Elektronisch Schalten?
Auch die integrierte elektronische Schaltlösung hält im Modelljahr 2016 einige Updates bereit. Bosch verspicht, dass durch die elektronsiche Schaltunterstützung die Schaltvorgänge perfekt abgestimmt sind, sich jeder Situation anpassen und aufgrund durchgängig effizienter Übersetzungsverhältnisse eine optimale Reichweite erzielen.

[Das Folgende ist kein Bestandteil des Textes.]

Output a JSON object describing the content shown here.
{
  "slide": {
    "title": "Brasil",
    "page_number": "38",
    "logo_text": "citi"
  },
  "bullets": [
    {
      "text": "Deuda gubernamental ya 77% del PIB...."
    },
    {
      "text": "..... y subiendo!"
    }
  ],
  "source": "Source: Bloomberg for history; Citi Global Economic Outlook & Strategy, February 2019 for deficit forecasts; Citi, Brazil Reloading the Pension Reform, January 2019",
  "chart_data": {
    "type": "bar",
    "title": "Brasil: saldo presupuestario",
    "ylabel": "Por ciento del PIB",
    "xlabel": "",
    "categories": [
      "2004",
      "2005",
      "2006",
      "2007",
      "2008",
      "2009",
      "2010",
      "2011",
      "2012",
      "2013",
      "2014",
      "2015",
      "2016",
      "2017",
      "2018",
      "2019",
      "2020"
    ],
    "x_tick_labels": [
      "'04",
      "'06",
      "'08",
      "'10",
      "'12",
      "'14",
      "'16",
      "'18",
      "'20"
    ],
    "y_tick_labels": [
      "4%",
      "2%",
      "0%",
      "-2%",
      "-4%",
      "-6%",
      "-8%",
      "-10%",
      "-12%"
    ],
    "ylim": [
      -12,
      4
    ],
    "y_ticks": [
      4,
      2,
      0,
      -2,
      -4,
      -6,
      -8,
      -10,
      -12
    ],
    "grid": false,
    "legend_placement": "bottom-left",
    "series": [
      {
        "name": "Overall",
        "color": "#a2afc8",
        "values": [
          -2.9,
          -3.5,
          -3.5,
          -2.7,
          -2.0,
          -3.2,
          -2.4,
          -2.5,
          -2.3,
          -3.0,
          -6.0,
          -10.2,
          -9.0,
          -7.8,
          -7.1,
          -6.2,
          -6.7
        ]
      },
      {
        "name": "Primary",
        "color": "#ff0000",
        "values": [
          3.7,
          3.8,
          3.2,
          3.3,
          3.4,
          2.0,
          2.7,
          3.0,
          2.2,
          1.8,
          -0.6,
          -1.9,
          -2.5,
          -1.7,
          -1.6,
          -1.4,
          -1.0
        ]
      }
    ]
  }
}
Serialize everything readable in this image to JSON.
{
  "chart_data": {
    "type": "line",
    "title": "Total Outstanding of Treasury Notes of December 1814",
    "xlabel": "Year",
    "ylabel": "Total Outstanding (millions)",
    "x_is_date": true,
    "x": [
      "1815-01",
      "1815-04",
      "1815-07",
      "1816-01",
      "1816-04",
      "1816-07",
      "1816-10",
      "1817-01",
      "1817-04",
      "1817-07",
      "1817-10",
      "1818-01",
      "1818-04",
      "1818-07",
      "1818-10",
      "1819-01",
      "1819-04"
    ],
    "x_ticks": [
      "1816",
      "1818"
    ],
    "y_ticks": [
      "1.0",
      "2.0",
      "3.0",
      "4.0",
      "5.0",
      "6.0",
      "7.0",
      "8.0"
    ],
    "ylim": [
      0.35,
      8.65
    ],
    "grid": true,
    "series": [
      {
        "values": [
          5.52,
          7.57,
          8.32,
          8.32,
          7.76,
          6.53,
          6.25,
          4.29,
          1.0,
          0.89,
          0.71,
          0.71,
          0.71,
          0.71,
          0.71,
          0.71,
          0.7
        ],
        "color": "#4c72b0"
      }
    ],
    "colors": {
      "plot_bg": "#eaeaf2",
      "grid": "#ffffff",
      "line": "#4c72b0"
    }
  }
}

Die Funktion eShift wurde mit den Schaltungsherstellern NuVinci, Shimano und Sram entwickelt und ist in drei unterschiedlichen Ausführungen zu haben: 1. Trittfrequenzbasierte, stufenlose NuVinci-Automatikschaltung, jetzt neu mit manuellem 9-Gang-Modus. 2. Shimano Di2: Integrierte und elektrische Nabenschaltung, jetzt mit Auto-Downshift. 3. Sram DD3 Pulse: Geschwindigkeitsabhängige und automatische Nabenschaltung, jetzt neu mit manuellem 3-Gang-Modus.

Noch kein elektronisches Schalten am Elektro-Mountainbike
Fürs E-Mountainbike stellt Bosch noch keine elektronische Schaltvorrichtung respektive eine entsprechende Technologieparnterschaft vor. Es ist wohl bloss eine Frage der Zeit, bis die vorhandenen Schnittstellen und Technologien dafür genutzt werden, die Schaltung am E-Mountainbike an den Antrieb und die dort erfassten Daten zu koppeln. Resultieren daraus könnten schnellere wie sanftere Schaltwechsel und insbesondere eine höhere Reichweite.

Last but not least: Einstellbare Service-Funktion
Was beim Auto bekannt und anerkannt ist, findet jetzt auch den Weg zum E-Bike. Neu lassen sich beim Nyon-Computer vom Hersteller oder Fachhändler Service-Intervalle programmieren.